Le 2e chap. analyse le rôle des Protocoles dans la propagande nazie, le 3e raconte la vie du mythe après 1945, spécialement dans le monde arabe.

Mais ce livre est aussi un plaidoyer pour le discernement des idéologies actuelles qui entraînent à pointer comme responsable de tous les maux de la terre le peuple juif au destin unique. L’A. démonte le schéma qui alimente la paranoïa des foules croyant au complot juif mondial : « de la méfiance au soupçon, et du soupçon à l’accusation, puis à l’appel à la démission des hauts responsables, voire à l’insurrection » (p. 118, en faisant appel à Foucauld et Deleuze). Il conclut avec justesse (après avoir cité des exemples contemporains d’intellectuels utilisant cette logique, à la faveur de la crise de la Covid 19 ou du regard sur le Président Macron qualifié de « porte-flingue de David de Rothschild ») :

« La séduction exercée par le conspirationnisme fait partie de la pathologie banale de la modernité qui, en fabriquant de la complexité et de l’incertitude, suscite mécaniquement un besoin de simplification et de certitude, ouvrant une voie royale à l’erreur et à l’illusion. On n’a pas fini de lutter contre cette maladie de la civilisation moderne » (p. 130).  

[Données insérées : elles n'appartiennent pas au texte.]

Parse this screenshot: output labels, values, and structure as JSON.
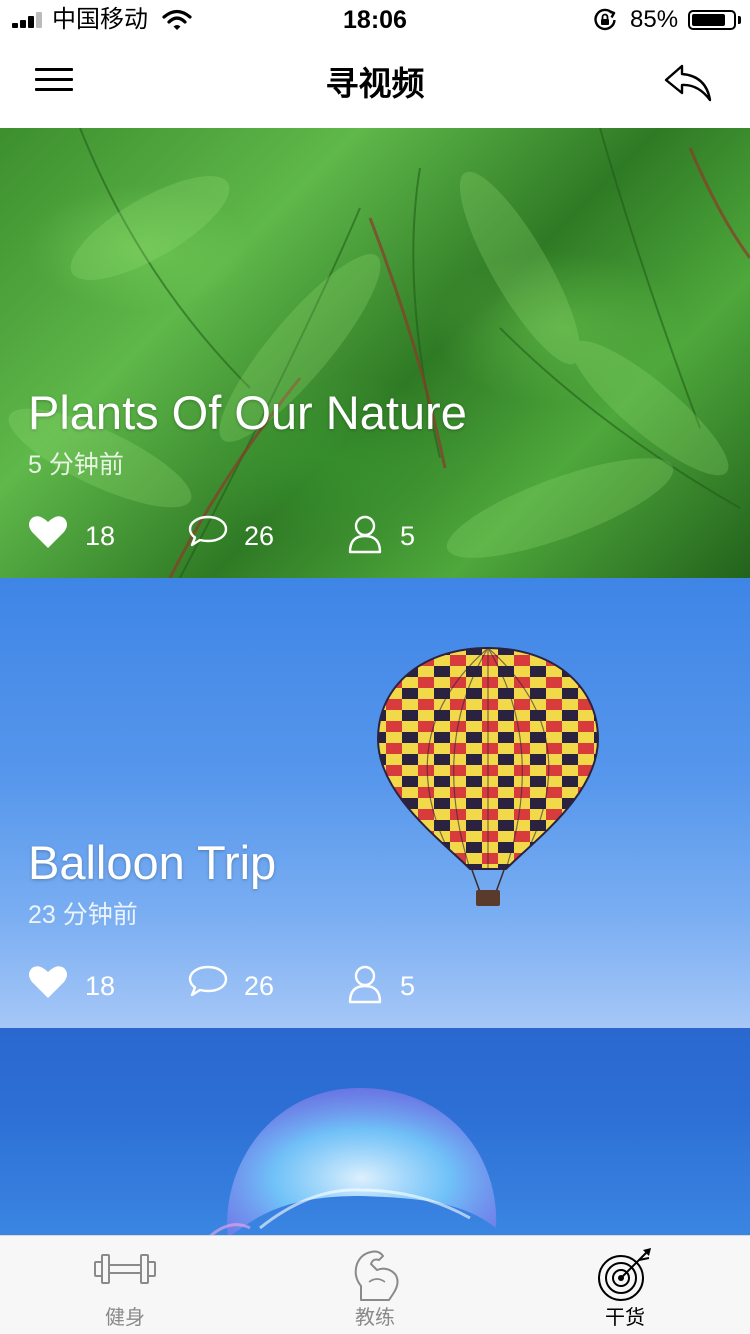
{
  "status_bar": {
    "carrier": "中国移动",
    "time": "18:06",
    "battery_percent": "85%",
    "battery_level": 0.85
  },
  "nav": {
    "title": "寻视频",
    "left_icon": "menu-icon",
    "right_icon": "share-reply-icon"
  },
  "feed": {
    "cards": [
      {
        "title": "Plants Of Our Nature",
        "time": "5 分钟前",
        "likes": "18",
        "comments": "26",
        "users": "5",
        "image": "fern-leaves-photo"
      },
      {
        "title": "Balloon Trip",
        "time": "23 分钟前",
        "likes": "18",
        "comments": "26",
        "users": "5",
        "image": "hot-air-balloon-photo"
      },
      {
        "title": "",
        "time": "",
        "image": "jellyfish-photo"
      }
    ]
  },
  "tab_bar": {
    "items": [
      {
        "label": "健身",
        "icon": "dumbbell-icon",
        "active": false
      },
      {
        "label": "教练",
        "icon": "muscle-arm-icon",
        "active": false
      },
      {
        "label": "干货",
        "icon": "target-dart-icon",
        "active": true
      }
    ]
  },
  "colors": {
    "active_tab": "#000000",
    "inactive_tab": "#8a8a8a",
    "card_text": "#ffffff"
  }
}
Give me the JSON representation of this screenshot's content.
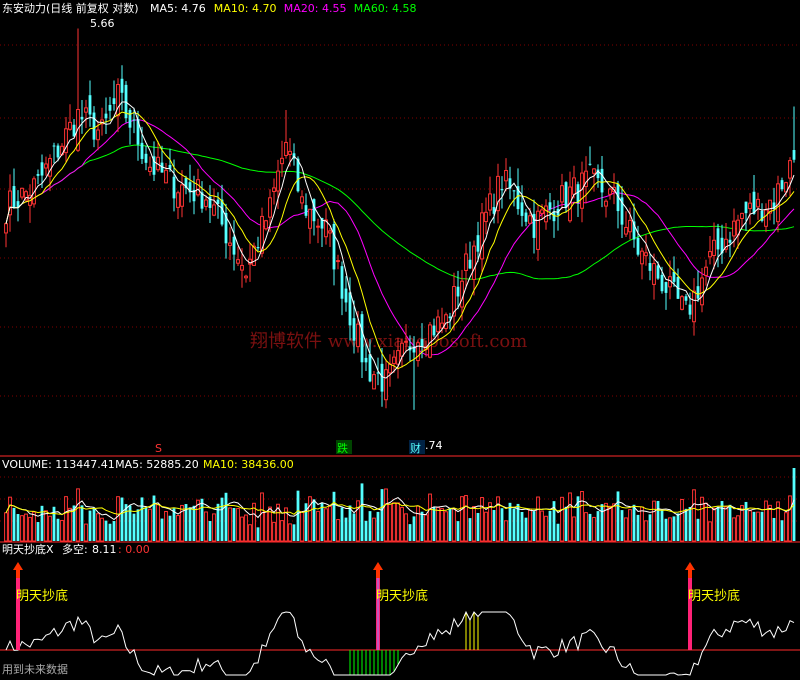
{
  "header": {
    "title": "东安动力(日线 前复权 对数)",
    "ma_items": [
      {
        "label": "MA5:",
        "value": "4.76",
        "color": "#ffffff"
      },
      {
        "label": "MA10:",
        "value": "4.70",
        "color": "#ffff00"
      },
      {
        "label": "MA20:",
        "value": "4.55",
        "color": "#ff00ff"
      },
      {
        "label": "MA60:",
        "value": "4.58",
        "color": "#00ff00"
      }
    ]
  },
  "markers": {
    "high_label": "5.66",
    "low_label": "3.74",
    "s_mark": "S",
    "die_mark": "跌",
    "cai_mark": "财"
  },
  "watermark": "翔博软件  www.xiangbosoft.com",
  "volume_header": {
    "items": [
      {
        "label": "VOLUME:",
        "value": "113447.41",
        "color": "#ffffff"
      },
      {
        "label": "MA5:",
        "value": "52885.20",
        "color": "#ffffff"
      },
      {
        "label": "MA10:",
        "value": "38436.00",
        "color": "#ffff00"
      }
    ]
  },
  "indicator_header": {
    "name": "明天抄底X",
    "duokong_label": "多空:",
    "duokong_value": "8.11",
    "extra_value": ": 0.00"
  },
  "signals": [
    {
      "text": "明天抄底",
      "bar_index": 3
    },
    {
      "text": "明天抄底",
      "bar_index": 93
    },
    {
      "text": "明天抄底",
      "bar_index": 171
    }
  ],
  "footer_text": "用到未来数据",
  "colors": {
    "up": "#ff3333",
    "down": "#54ffff",
    "ma5": "#ffffff",
    "ma10": "#ffff00",
    "ma20": "#ff00ff",
    "ma60": "#00ff00",
    "grid": "#800000",
    "divider": "#ff2a2a",
    "signal_bar": "#ff2277",
    "signal_text": "#ffff00"
  },
  "chart_data": {
    "type": "candlestick",
    "bar_count": 198,
    "y_scale": "log",
    "price_range": [
      3.6,
      5.7
    ],
    "anchors": [
      {
        "i": 0,
        "close": 4.66
      },
      {
        "i": 8,
        "close": 4.78
      },
      {
        "i": 18,
        "close": 5.15
      },
      {
        "i": 24,
        "close": 5.05
      },
      {
        "i": 28,
        "close": 5.25
      },
      {
        "i": 36,
        "close": 4.88
      },
      {
        "i": 42,
        "close": 4.78
      },
      {
        "i": 50,
        "close": 4.72
      },
      {
        "i": 60,
        "close": 4.35
      },
      {
        "i": 66,
        "close": 4.65
      },
      {
        "i": 70,
        "close": 5.0
      },
      {
        "i": 74,
        "close": 4.68
      },
      {
        "i": 80,
        "close": 4.55
      },
      {
        "i": 86,
        "close": 4.15
      },
      {
        "i": 90,
        "close": 3.92
      },
      {
        "i": 95,
        "close": 3.85
      },
      {
        "i": 102,
        "close": 4.05
      },
      {
        "i": 110,
        "close": 4.12
      },
      {
        "i": 118,
        "close": 4.52
      },
      {
        "i": 124,
        "close": 4.8
      },
      {
        "i": 132,
        "close": 4.58
      },
      {
        "i": 140,
        "close": 4.72
      },
      {
        "i": 146,
        "close": 4.8
      },
      {
        "i": 152,
        "close": 4.7
      },
      {
        "i": 158,
        "close": 4.45
      },
      {
        "i": 164,
        "close": 4.3
      },
      {
        "i": 170,
        "close": 4.15
      },
      {
        "i": 176,
        "close": 4.4
      },
      {
        "i": 184,
        "close": 4.62
      },
      {
        "i": 192,
        "close": 4.7
      },
      {
        "i": 197,
        "close": 4.92
      }
    ],
    "volume_range": [
      0,
      113447.41
    ],
    "last_volume": 113447.41
  }
}
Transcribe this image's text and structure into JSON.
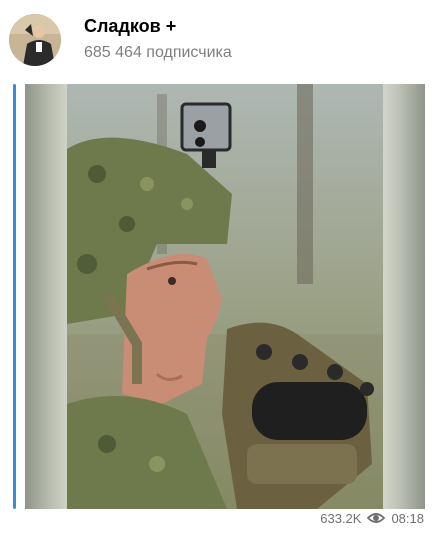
{
  "header": {
    "title": "Сладков +",
    "subscribers": "685 464 подписчика"
  },
  "post": {
    "views": "633.2K",
    "time": "08:18"
  },
  "icons": {
    "views": "eye-icon"
  },
  "colors": {
    "accent": "#3a8bd9",
    "background": "#d9e8c9"
  }
}
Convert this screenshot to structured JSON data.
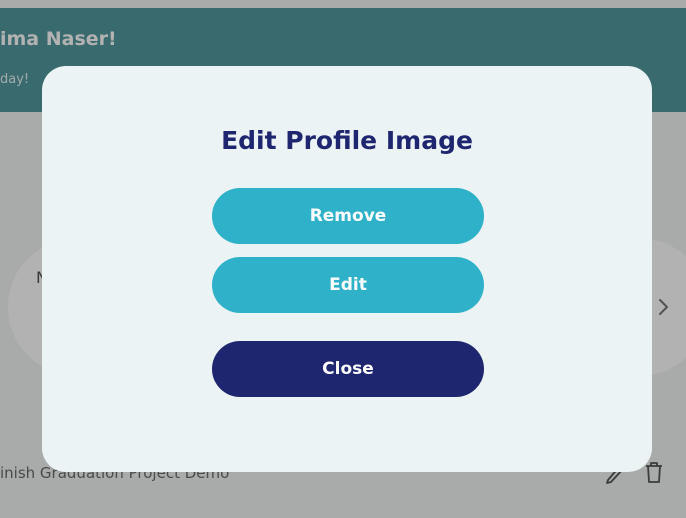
{
  "page": {
    "greeting": "ima Naser!",
    "subgreeting": "day!",
    "card_initial": "N",
    "task_text": "inish Graduation Project Demo"
  },
  "icons": {
    "chevron": "chevron-right-icon",
    "edit": "pencil-icon",
    "trash": "trash-icon"
  },
  "modal": {
    "title": "Edit Profile Image",
    "buttons": {
      "remove": "Remove",
      "edit": "Edit",
      "close": "Close"
    }
  },
  "colors": {
    "header": "#52989c",
    "modal_bg": "#ebf3f4",
    "accent": "#2fb1c9",
    "primary_dark": "#1e2670"
  }
}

On ne peut qu’être convaincu par ce jugement qui permet de garder la tête froide sans être obligé de se mettre la tête dans le sable.

Aujourd’hui, la lutte contre l’antisémitisme est un combat toujours nécessaire. La théologie du judaïsme et des relations entre juifs et chrétiens reste un point focal de la mission de l’Eglise et de l’ecclésiologie tout simplement. En dernier lieu, on lira l’article de Véronique Weil paru dans la NRT 146/1 (janvier 2024) : « Antijudaïsme : se déterminer en conscience. À propos de : Conférence des Évêques de France, Service national pour les relations avec le judaïsme, Déconstruire l’antijudaïsme chrétien (2023) »

A. Massie s.j.

 

Lire cet article : Le Protocole des Sages de Sion dans la NRT (suivi de réponses à des lecteurs polémistes, p. 966-969 et 1083-1084)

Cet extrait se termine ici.